Little Ordinaries (8)


「何、拗ねているんだ?」

三蔵が本を片手に、ソファーの隣に座った。

「拗ねてないもん」

ぎゅっと、クッションを抱きかかえた手に、無意識のうちに力が入った。
三蔵がため息をついた。

「その顔のどこが拗ねていないって?」

……確かに、拗ねてるけどさ。
むぅっとした顔のまま、反論できなくてクッションに顔を埋めた。
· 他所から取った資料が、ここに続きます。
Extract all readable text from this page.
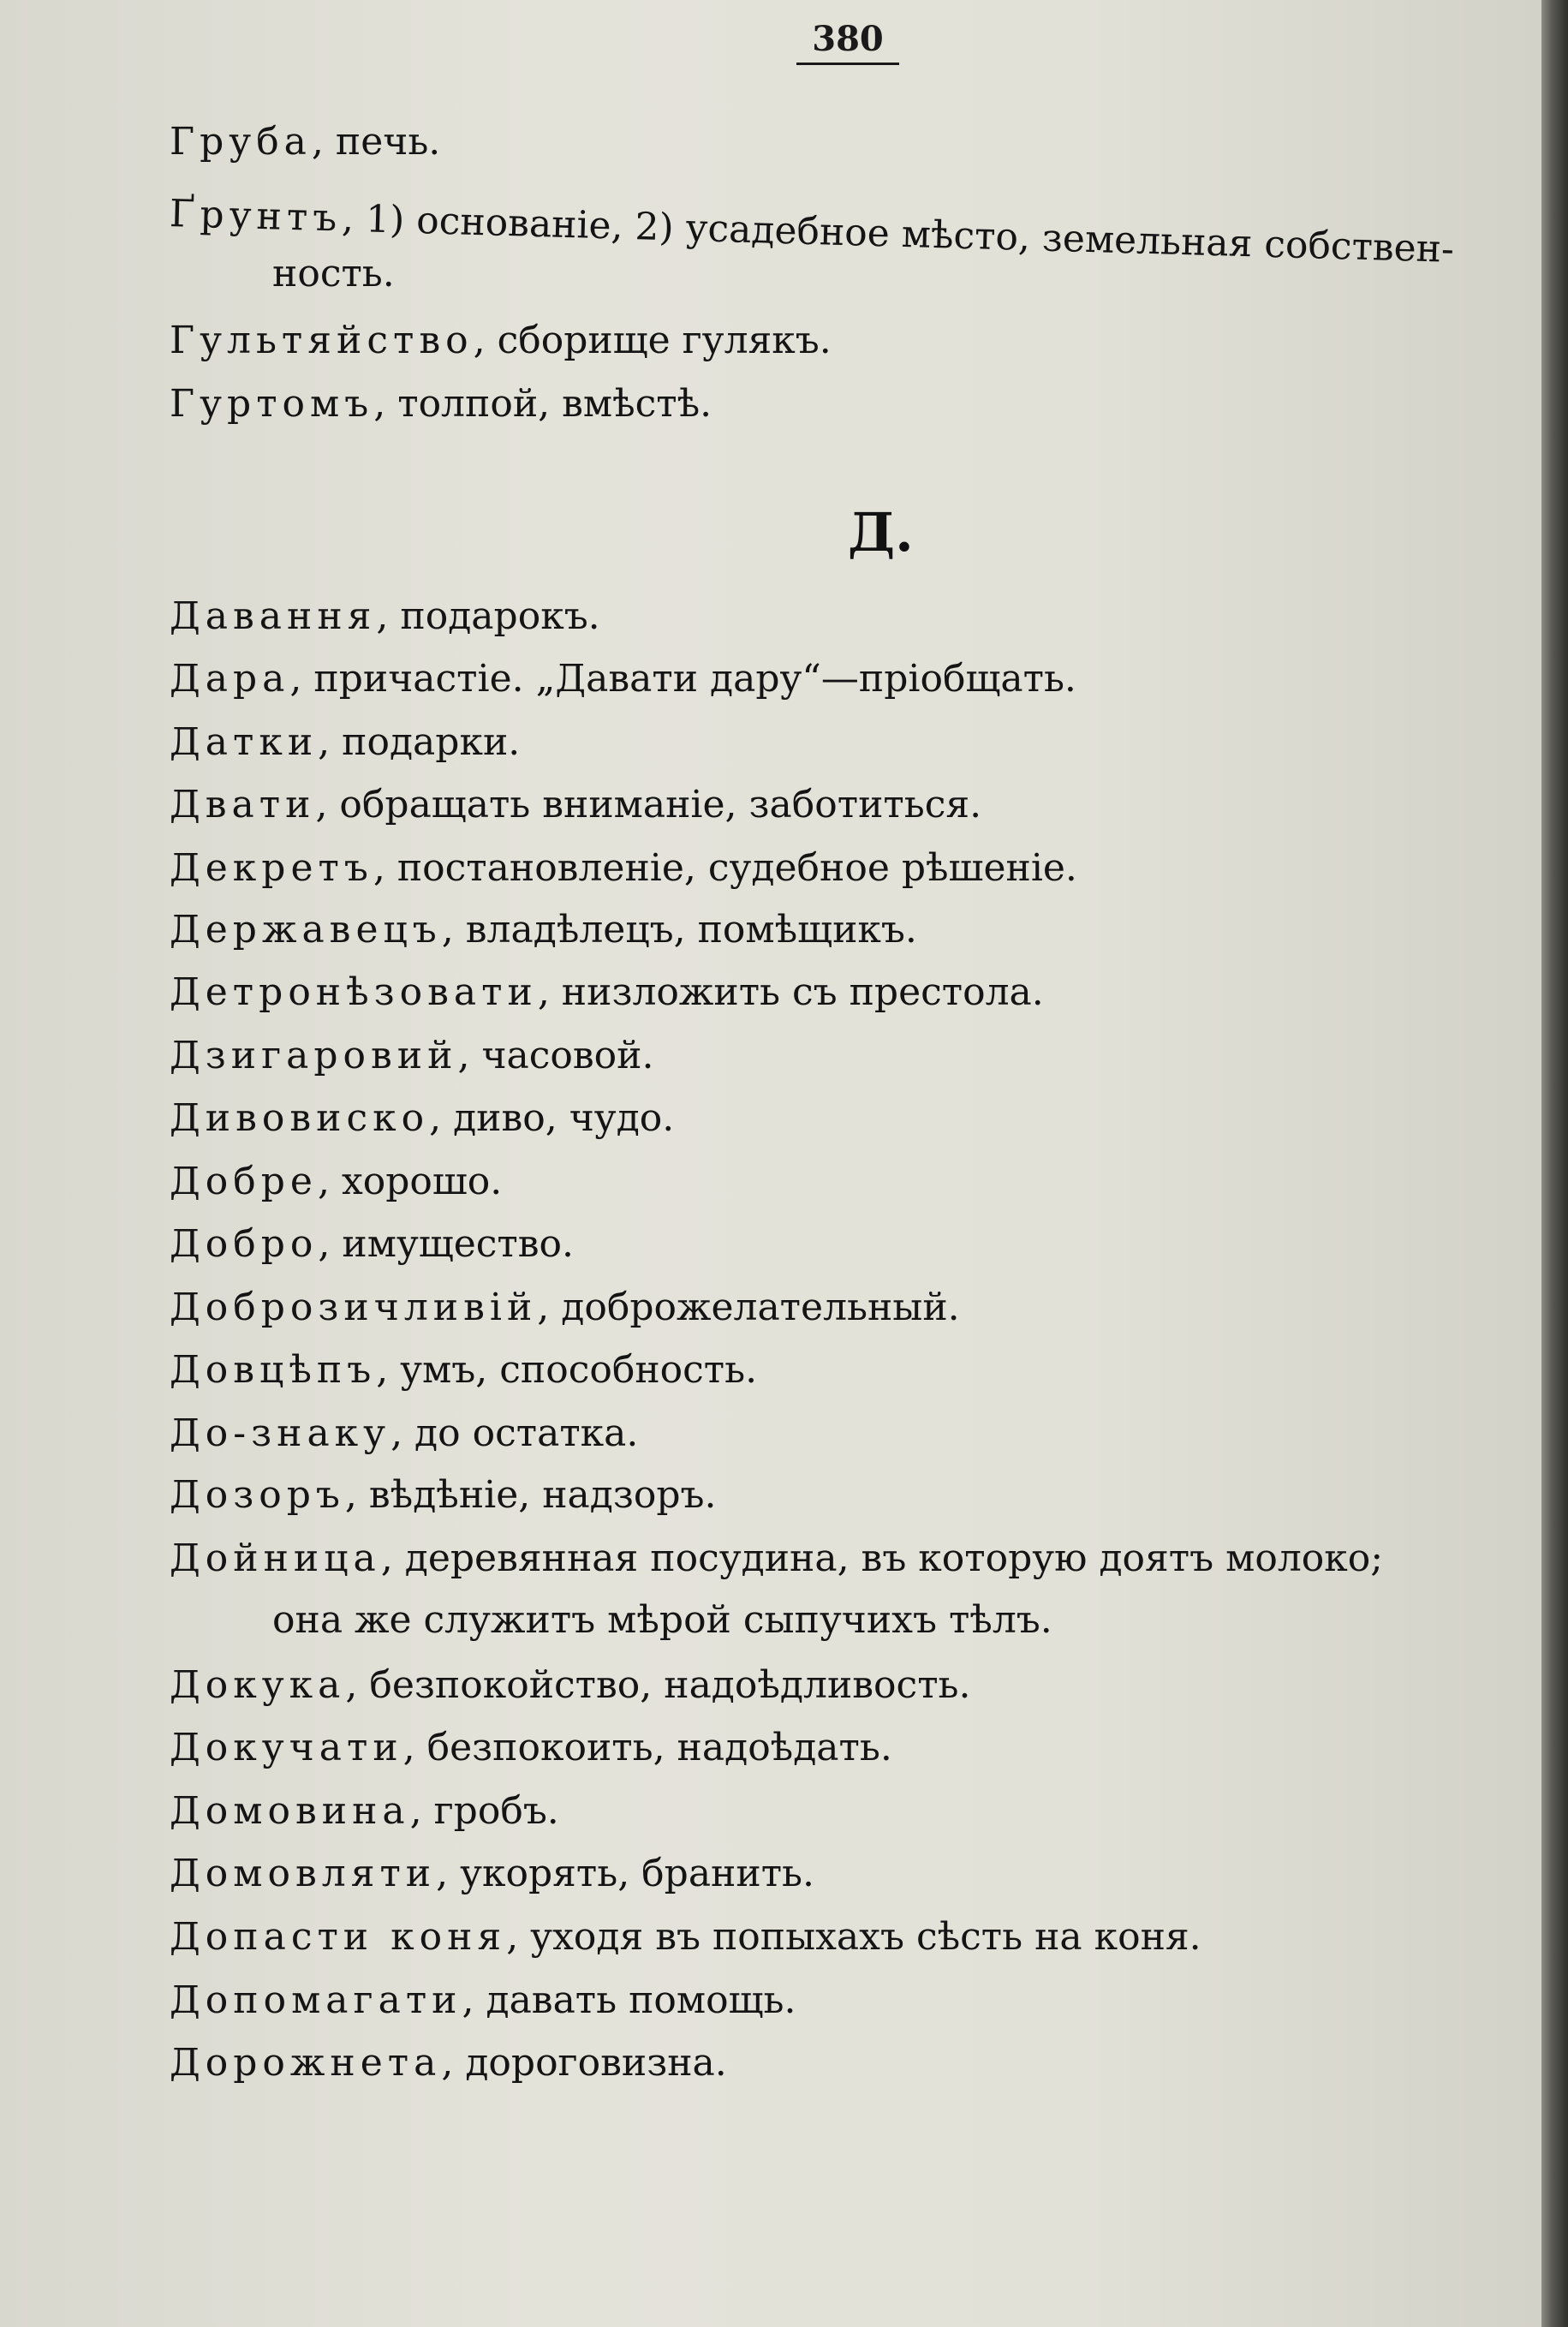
380
Груба, печь.
Ґрунтъ, 1) основаніе, 2) усадебное мѣсто, земельная собствен-
ность.
Гультяйство, сборище гулякъ.
Гуртомъ, толпой, вмѣстѣ.
Д.
Давання, подарокъ.
Дара, причастіе. „Давати дару“—пріобщать.
Датки, подарки.
Двати, обращать вниманіе, заботиться.
Декретъ, постановленіе, судебное рѣшеніе.
Державецъ, владѣлецъ, помѣщикъ.
Детронѣзовати, низложить съ престола.
Дзигаровий, часовой.
Дивовиско, диво, чудо.
Добре, хорошо.
Добро, имущество.
Доброзичливій, доброжелательный.
Довцѣпъ, умъ, способность.
До-знаку, до остатка.
Дозоръ, вѣдѣніе, надзоръ.
Дойница, деревянная посудина, въ которую доятъ молоко;
она же служитъ мѣрой сыпучихъ тѣлъ.
Докука, безпокойство, надоѣдливость.
Докучати, безпокоить, надоѣдать.
Домовина, гробъ.
Домовляти, укорять, бранить.
Допасти коня, уходя въ попыхахъ сѣсть на коня.
Допомагати, давать помощь.
Дорожнета, дороговизна.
すると、また、三蔵のため息が聞こえてきて、髪の毛をくしゃりとかき混ぜられた。

「だって、三蔵、出かけたまま、帰ってこないし」

お昼食べた後、ちょっと出てくるって言って、帰ってきたの夕方だし。
そんなの、ちょっとじゃないもん。

「今日は、夏休み、最後の日なのに」

さらに強く顔をクッションに押し付けた。

「……だから?」

しばらく降りた沈黙の後、怪訝そうな三蔵の声がした。
顔をあげると、『理解に苦しむ』とでもいうような表情が目に入った。
もう。どうして、わかんないかな。

「だから、今日は夏休み最終日なのに。一日中、一緒にいられる最後の日なのに」

そう言った途端、三蔵が呆れたような顔をした。

「お前、馬鹿だな」

でもって、あろうことか、そんなことまで言い出す始末。
……どうせ、そんな風に思うのは、俺だけもん。
ぶいっと体ごと三蔵に背を向けた。
と、腕を掴まれて、引っ張られた。後ろ向きのまま、三蔵の方に倒れこんでしまう。
視界がくるりと回って、見えるのは天井と、三蔵の綺麗な顔。
えっと、この体勢って。……膝枕?

「別に、一日中一緒にいられるのが今日限りってわけじゃないだろうが。そんなの、普通の休みの日にいくらでもできる。だが、そんなにひっついていたいなら、夕飯までこうしててやるよ」

三蔵はそう言うと、本を開いた。が、すぐに意地悪そうな目つきで見下ろしてきた。

「それとも、ここで押し倒した方が良かったか?」

その言葉に、反射的にいろんなことが頭の中を巡って……。耳まで赤くなる。
三蔵は、そんな俺の様子を面白そうに眺めて、またくしゃりと髪の毛をかき回すと、視線を本に戻した。
もう、ホントに意地悪だ。

でも。
こうやって、三蔵の側にいれるなんて。
今年はいい夏休みだったな――。
綺麗な三蔵の顔を見上げながら、しみじみとそう思った。